Illinois – $7M Bad Faith Settlement Not Covered Due to Insufficient Notice and Voluntary Payment

District Court directs verdict against Horace Mann and in favor of professional liability insurer

An Illinois federal court, applying Illinois law, issued a directed verdict that the insured, Horace Mann Insurance Company (“Horace Mann”), an automobile insurance provider, did not satisfy the notice requirement under its professional liability insurance policy issued by Lexington Insurance Company (“Lexington”).    Because the notice requirement was a condition precedent to coverage, the court held that Lexington did not have a duty to indemnify Horace Mann for a $7 million settlement Horace Mann executed in April 2011 after originally failing to settle the claim for its policy limits of $25,000.

The coverage dispute arose from a car accident between Christopher Drake (“Drake”), who had an auto policy with Horace Mann, and Joseph Burley (“Burley”).  Burley was severely injured in the accident.  Horace Mann received a written offer from Burley’s attorney to settle the claim for the bodily injury limits of Drake’s Horace Mann policy.  The claim was not settled.  On August 14, 2008 Horace Mann received a copy of the lawsuit.  A jury returned a $17 million dollar verdict in favor of Burley.  On March 3, 2011, after the verdict, but while post-trial motions and appeal was pending, Horace Mann received an email from Burley’s attorney which proposed settlement and threatened “bad faith litigation.” Horace Mann then settled with Burley for $7 million.  Horace Mann looked to Lexington to cover the $7 million settlement under Horace Mann’s E&O policy with Lexington.

The dispute between the parties hinges on the definition of a “Claim.”   Under the policy, Lexington agreed to “pay the Loss of the Insured arising from a Claim first made against the Insured during the Policy Period and reported in writing to the Company during the Policy Period … for any actual or alleged Wrongful Act of the Insured in the rendering of or failure to render Professional Services.”  The policy defines a “Claim” as:  “1. A written demand for monetary damages; or 2. A judicial, administrative, arbitration, or other alternative dispute proceeding in which monetary damages are sought. “  For Lexington to have a duty to indemnify Horace Mann, Horace Mann had to notify Lexington in writing of a Claim made against it “as soon as practicable.”  The policy provided for written notice if the insured believed a Claim might arise, even if a Claim had not yet been filed.

On January 11, 2011, Horace Mann’s insurance broker sent a letter on behalf of Horace Mann to Lexington “to comply with the Policy’s notice provisions outlined in Section 9, Notice of a Potential Claim.”’  Lexington then set up a case file for Horace Mann with the first note written on January 13, 2011 stating “Potential E AND O Claim.”  After receiving the entire Burley litigation case file from Horace Mann, Lexington noted on March 8, 2011 that “it appeared that there was a problem with notice.” Lexington sought a determination that it had no duty to indemnify Horace Mann.

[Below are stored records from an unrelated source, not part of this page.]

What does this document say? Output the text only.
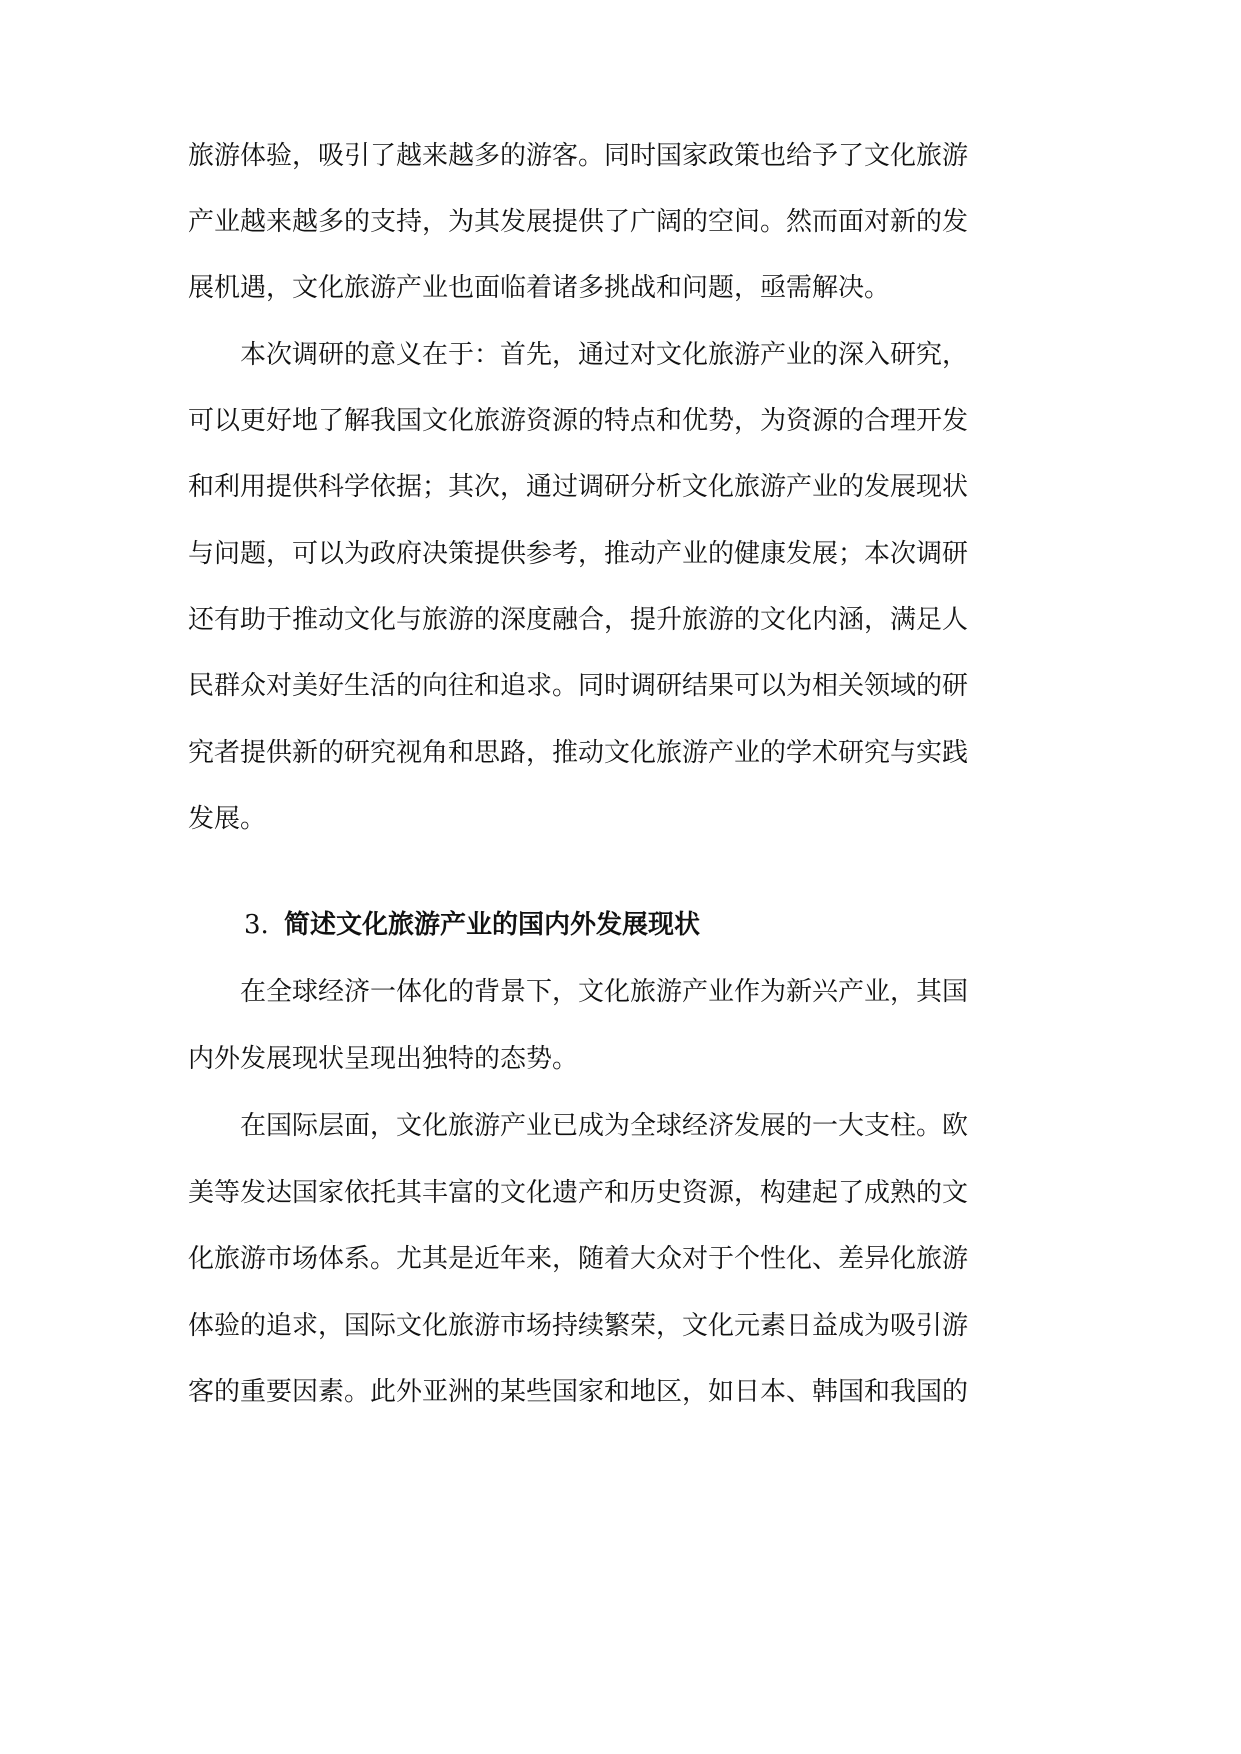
旅游体验，吸引了越来越多的游客。同时国家政策也给予了文化旅游
产业越来越多的支持，为其发展提供了广阔的空间。然而面对新的发
展机遇，文化旅游产业也面临着诸多挑战和问题，亟需解决。
本次调研的意义在于：首先，通过对文化旅游产业的深入研究，
可以更好地了解我国文化旅游资源的特点和优势，为资源的合理开发
和利用提供科学依据；其次，通过调研分析文化旅游产业的发展现状
与问题，可以为政府决策提供参考，推动产业的健康发展；本次调研
还有助于推动文化与旅游的深度融合，提升旅游的文化内涵，满足人
民群众对美好生活的向往和追求。同时调研结果可以为相关领域的研
究者提供新的研究视角和思路，推动文化旅游产业的学术研究与实践
发展。
3. 简述文化旅游产业的国内外发展现状
在全球经济一体化的背景下，文化旅游产业作为新兴产业，其国
内外发展现状呈现出独特的态势。
在国际层面，文化旅游产业已成为全球经济发展的一大支柱。欧
美等发达国家依托其丰富的文化遗产和历史资源，构建起了成熟的文
化旅游市场体系。尤其是近年来，随着大众对于个性化、差异化旅游
体验的追求，国际文化旅游市场持续繁荣，文化元素日益成为吸引游
客的重要因素。此外亚洲的某些国家和地区，如日本、韩国和我国的
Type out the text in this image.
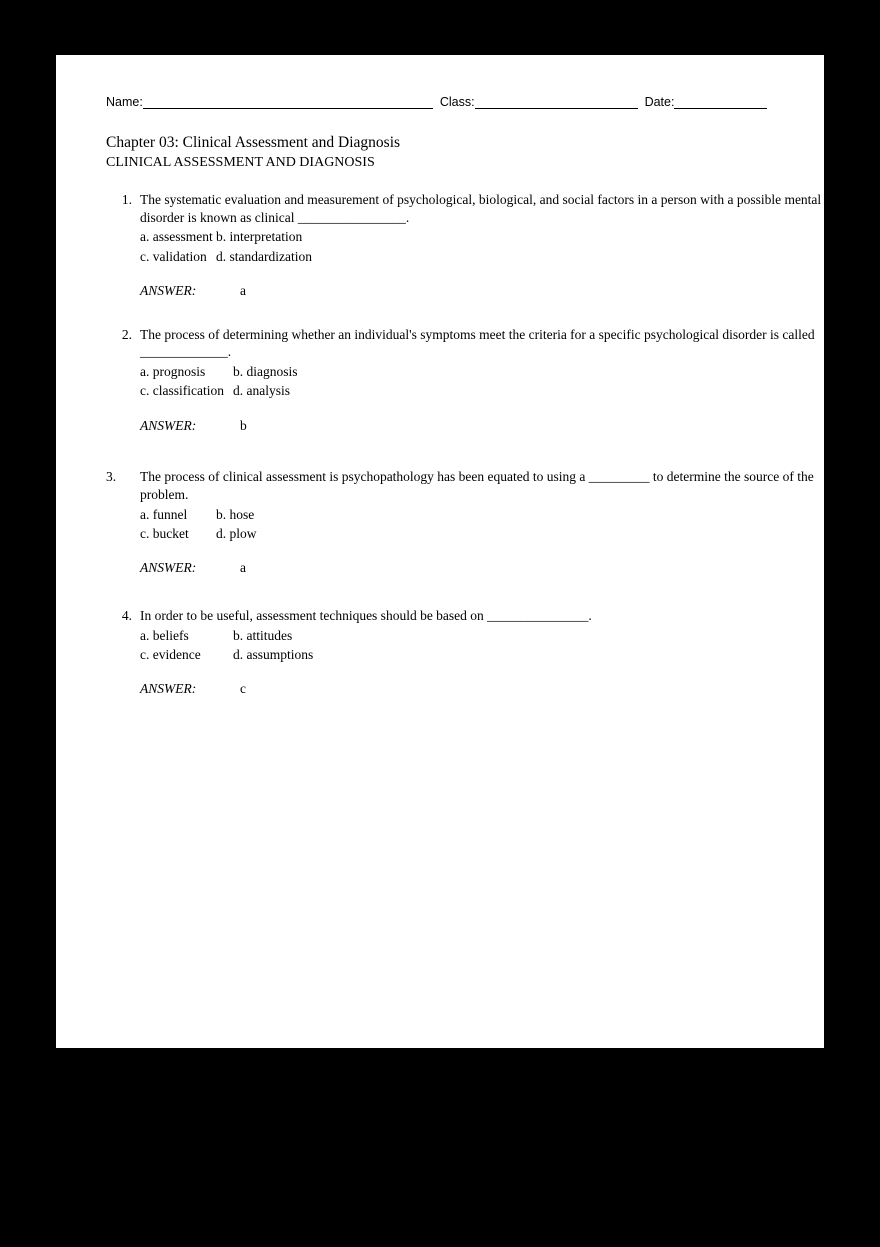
Name:	Class:	Date:

Chapter 03: Clinical Assessment and Diagnosis

CLINICAL ASSESSMENT AND DIAGNOSIS

1. The systematic evaluation and measurement of psychological, biological, and social factors in a person with a possible mental disorder is known as clinical ________________.

a. assessment b. interpretation
c. validation d. standardization
ANSWER:	a
2. The process of determining whether an individual's symptoms meet the criteria for a specific psychological disorder is called _____________.

a. prognosis	b. diagnosis
c. classification d. analysis
ANSWER:	b
3.	The process of clinical assessment is psychopathology has been equated to using a _________ to determine the source of the problem.

a. funnel	b. hose
c. bucket	d. plow
ANSWER:	a
4. In order to be useful, assessment techniques should be based on _______________.

a. beliefs	b. attitudes
c. evidence	d. assumptions
ANSWER:	c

The district court first determined that the written demand that Horace Mann received from Burley’s counsel on March 3, 2011 constituted a “Claim” under the policy and triggered the corresponding contractual duty for Horace Mann to inform Lexington about the Claim.  Horace Mann then argued that oral notice of the March 3, 2011 Claim was sufficient because Lexington had already received written notice of the potential claim on January 11, 2011.  There was no dispute that oral notice was given on March 7th; however, the court held that oral notice did not satisfy the specific notice requirements under the policy.  According to the court, under Illinois law, notice provisions are strictly enforced and that prejudice is not required to eliminate a coverage obligation.  The court also found Lexington did not have a coverage obligation to Horace Mann because Horace Mann did not receive written consent from Lexington prior to settling the claim.   Lastly, the court determined that even though Horace Mann communicated with Lexington via email about the Burley case between March 3, 2011 and the April 7, 2011 date of settlement, a reasonable jury would not be able to find any of the communications rose to the level of notice required under the policy.  The court held: “Because Horace Mann settled its case with Burley before it provided Lexington with contractually compliant Notice, the Court finds that Lexington has no duty to indemnify Horace Mann.”   Lexington Ins. Co. v. Horace Mann Ins. Co.  No. 11 CV 2352 (May 13, 2016).